Derivative of Exponential Function/Proof 5/Lemma
Theorem
For $x \in\ R$, let $\ceiling x$ denote the ceiling of $x$.
Then:
- $\forall x \in \R : n \ge \ceiling {\size x} \implies \sequence {\dfrac n {n + x} \paren {1 + \dfrac x n}^n}$ is increasing.
Proof
First:
| \(\ds n\) | \(>\) | \(\ds \ceiling {\size x}\) | ||||||||||||
| \(\ds \leadsto \ \ \) | \(\ds n\) | \(>\) | \(\ds -x\) | Negative of Absolute Value and Real Number is between Ceiling Functions | ||||||||||
| \(\ds \leadsto \ \ \) | \(\ds \frac n {n + x}\) | \(>\) | \(\ds 0\) |
Then:
| \(\ds n\) | \(>\) | \(\, \ds \ceiling {\size x} \, \) | \(\ds \) | |||||||||||
| \(\ds \leadsto \ \ \) | \(\ds n\) | \(>\) | \(\, \ds \size x \, \) | \(\ds \) | Real Number is between Ceiling Functions | |||||||||
| \(\ds \leadsto \ \ \) | \(\ds \size {\frac x n}\) | \(<\) | \(\, \ds 1 \, \) | \(\ds \) | dividing both sides by $n$ | |||||||||
| \(\ds \leadsto \ \ \) | \(\ds -1\) | \(<\) | \(\, \ds \frac x n \, \) | \(\, \ds < \, \) | \(\ds 1\) | Negative of Absolute Value: Corollary 1 | ||||||||
| \(\ds \leadsto \ \ \) | \(\ds 0\) | \(<\) | \(\, \ds 1 + \frac x n \, \) | \(\ds \) | ||||||||||
| \(\ds \leadsto \ \ \) | \(\ds 0\) | \(<\) | \(\, \ds \paren {1 + \frac x n}^n \, \) | \(\ds \) | Power of Positive Real Number is Positive: Natural Number |
So, for $n \ge \ceiling {\size x}$:
- $\sequence {\dfrac n {n + x} }$
and:
- $\sequence {\paren {1 + \dfrac x n}^n}$
are positive.
Now let $n \ge \ceiling {\size x}$.
Suppose first that $x \in \R_{\ge 0}$.
Then:
| \(\ds \frac n {n + x}\) | \(\le\) | \(\ds \frac {n + 1} {n + x + 1}\) | ||||||||||||
| \(\ds \leadstoandfrom \ \ \) | \(\ds n \paren {n + x + 1}\) | \(\le\) | \(\ds \paren {n + 1} \paren {n + x}\) | Real Number Ordering is Compatible with Multiplication | ||||||||||
| \(\ds \leadstoandfrom \ \ \) | \(\ds n^2 + n x + n\) | \(\le\) | \(\ds n^2 + n x + n + x\) | |||||||||||
| \(\ds \leadstoandfrom \ \ \) | \(\ds 0\) | \(\le\) | \(\ds x\) |
So $\sequence {\dfrac n {n + x} }$ is increasing.

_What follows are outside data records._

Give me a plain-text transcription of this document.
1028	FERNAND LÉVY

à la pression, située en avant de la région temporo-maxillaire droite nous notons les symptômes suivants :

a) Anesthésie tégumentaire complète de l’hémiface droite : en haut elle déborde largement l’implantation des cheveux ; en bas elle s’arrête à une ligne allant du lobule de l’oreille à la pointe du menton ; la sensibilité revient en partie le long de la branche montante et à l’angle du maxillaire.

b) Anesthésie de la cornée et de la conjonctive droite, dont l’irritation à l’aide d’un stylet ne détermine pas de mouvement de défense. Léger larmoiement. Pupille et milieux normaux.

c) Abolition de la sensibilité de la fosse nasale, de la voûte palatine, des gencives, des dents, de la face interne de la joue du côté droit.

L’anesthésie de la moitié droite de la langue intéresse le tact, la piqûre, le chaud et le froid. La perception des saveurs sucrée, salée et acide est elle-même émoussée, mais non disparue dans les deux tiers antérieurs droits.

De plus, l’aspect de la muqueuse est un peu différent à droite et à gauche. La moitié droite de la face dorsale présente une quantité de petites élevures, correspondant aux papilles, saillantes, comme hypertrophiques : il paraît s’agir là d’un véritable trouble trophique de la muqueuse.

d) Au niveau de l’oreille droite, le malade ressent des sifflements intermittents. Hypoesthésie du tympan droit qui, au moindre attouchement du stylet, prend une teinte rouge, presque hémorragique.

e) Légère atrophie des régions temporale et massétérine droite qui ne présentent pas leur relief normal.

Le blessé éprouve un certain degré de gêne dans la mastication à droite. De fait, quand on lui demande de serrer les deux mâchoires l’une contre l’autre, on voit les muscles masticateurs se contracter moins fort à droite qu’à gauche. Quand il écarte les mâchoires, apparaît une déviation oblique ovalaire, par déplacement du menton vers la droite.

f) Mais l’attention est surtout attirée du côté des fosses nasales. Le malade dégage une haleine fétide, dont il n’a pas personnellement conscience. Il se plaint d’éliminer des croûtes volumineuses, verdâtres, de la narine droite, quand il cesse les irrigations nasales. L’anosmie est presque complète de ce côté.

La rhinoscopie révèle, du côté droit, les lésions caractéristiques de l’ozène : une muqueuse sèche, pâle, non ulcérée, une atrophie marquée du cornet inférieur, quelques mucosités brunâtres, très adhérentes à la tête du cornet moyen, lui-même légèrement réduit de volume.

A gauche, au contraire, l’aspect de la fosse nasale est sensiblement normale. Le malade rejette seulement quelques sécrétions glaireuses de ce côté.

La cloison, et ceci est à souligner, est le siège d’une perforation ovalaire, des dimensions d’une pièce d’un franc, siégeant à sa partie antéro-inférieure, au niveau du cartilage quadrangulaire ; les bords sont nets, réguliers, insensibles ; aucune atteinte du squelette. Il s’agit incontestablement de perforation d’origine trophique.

Further, from Exponential Sequence is Eventually Increasing:
- $\sequence {\paren {1 + \dfrac x n}^n}$ is increasing.
Hence, from Product of Positive Increasing Functions is Increasing:
- $n \ge \ceiling {size x} \implies \sequence {\dfrac n {n + x} \paren {1 + \dfrac x n}^n}$ is increasing.

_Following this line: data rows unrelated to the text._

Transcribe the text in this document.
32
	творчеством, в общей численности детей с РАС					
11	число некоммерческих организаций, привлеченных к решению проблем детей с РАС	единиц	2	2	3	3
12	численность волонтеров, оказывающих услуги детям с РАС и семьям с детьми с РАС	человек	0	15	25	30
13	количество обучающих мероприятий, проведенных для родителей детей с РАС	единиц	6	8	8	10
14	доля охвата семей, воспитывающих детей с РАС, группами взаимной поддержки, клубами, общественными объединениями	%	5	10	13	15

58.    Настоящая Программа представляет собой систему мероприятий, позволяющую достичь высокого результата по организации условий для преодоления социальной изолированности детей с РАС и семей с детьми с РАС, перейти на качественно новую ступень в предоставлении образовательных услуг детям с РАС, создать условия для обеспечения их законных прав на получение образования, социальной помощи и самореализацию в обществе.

Suppose instead that $x \in \R_{<0}$.
Aiming for a contradiction, suppose:
- $\sequence {\dfrac n {n + x} \sequence {1 + \dfrac x n}^n}$ is decreasing.
From above: $\sequence {1 + \dfrac x n} = \sequence {\dfrac {n + x} n}$ is decreasing.

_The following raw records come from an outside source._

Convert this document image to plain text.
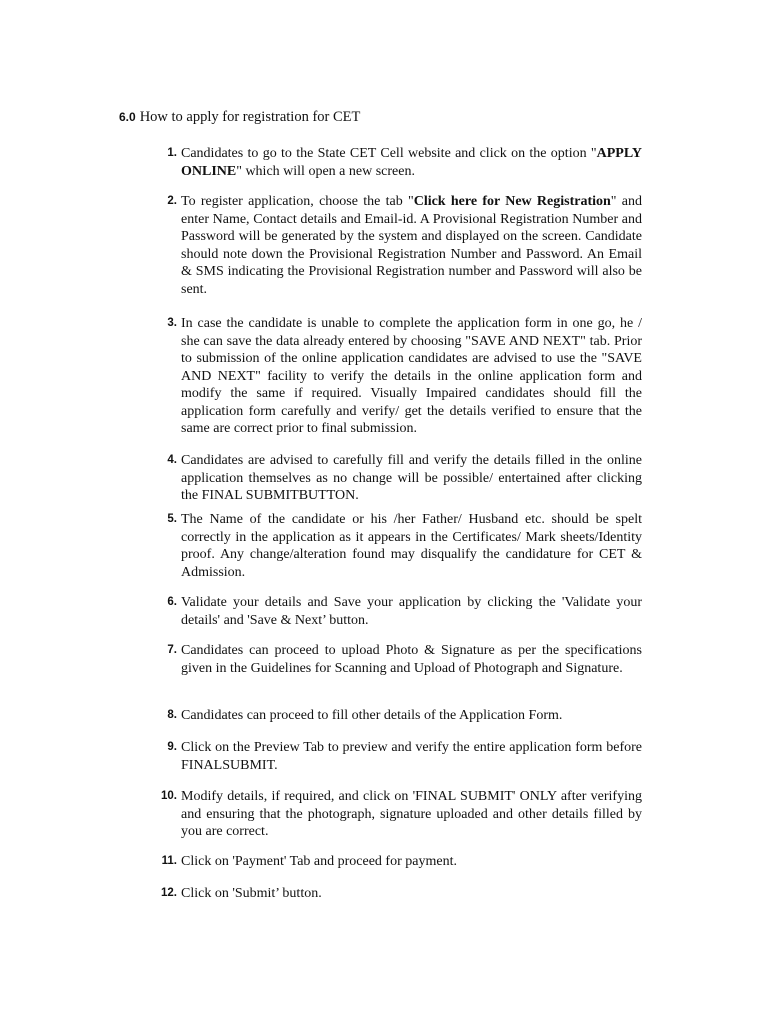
6.0 How to apply for registration for CET
1. Candidates to go to the State CET Cell website and click on the option "APPLY ONLINE" which will open a new screen.
2. To register application, choose the tab "Click here for New Registration" and enter Name, Contact details and Email-id. A Provisional Registration Number and Password will be generated by the system and displayed on the screen. Candidate should note down the Provisional Registration Number and Password. An Email & SMS indicating the Provisional Registration number and Password will also be sent.
3. In case the candidate is unable to complete the application form in one go, he / she can save the data already entered by choosing "SAVE AND NEXT" tab. Prior to submission of the online application candidates are advised to use the "SAVE AND NEXT" facility to verify the details in the online application form and modify the same if required. Visually Impaired candidates should fill the application form carefully and verify/ get the details verified to ensure that the same are correct prior to final submission.
4. Candidates are advised to carefully fill and verify the details filled in the online application themselves as no change will be possible/ entertained after clicking the FINAL SUBMITBUTTON.
5. The Name of the candidate or his /her Father/ Husband etc. should be spelt correctly in the application as it appears in the Certificates/ Mark sheets/Identity proof. Any change/alteration found may disqualify the candidature for CET & Admission.
6. Validate your details and Save your application by clicking the 'Validate your details' and 'Save & Next’ button.
7. Candidates can proceed to upload Photo & Signature as per the specifications given in the Guidelines for Scanning and Upload of Photograph and Signature.
8. Candidates can proceed to fill other details of the Application Form.
9. Click on the Preview Tab to preview and verify the entire application form before FINALSUBMIT.
10. Modify details, if required, and click on 'FINAL SUBMIT' ONLY after verifying and ensuring that the photograph, signature uploaded and other details filled by you are correct.
11. Click on 'Payment' Tab and proceed for payment.
12. Click on 'Submit’ button.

Thus, from Product of Positive Increasing and Decreasing Functions is Decreasing:
- $\sequence {\dfrac {n + x} n \dfrac n {n + x} \paren {1 + \dfrac x n}^n} = \sequence {\paren {1 + \dfrac x n}^n}$ is decreasing.
This contradicts Exponential Sequence is Eventually Increasing.
Hence the result, by Proof by Contradiction.
$\blacksquare$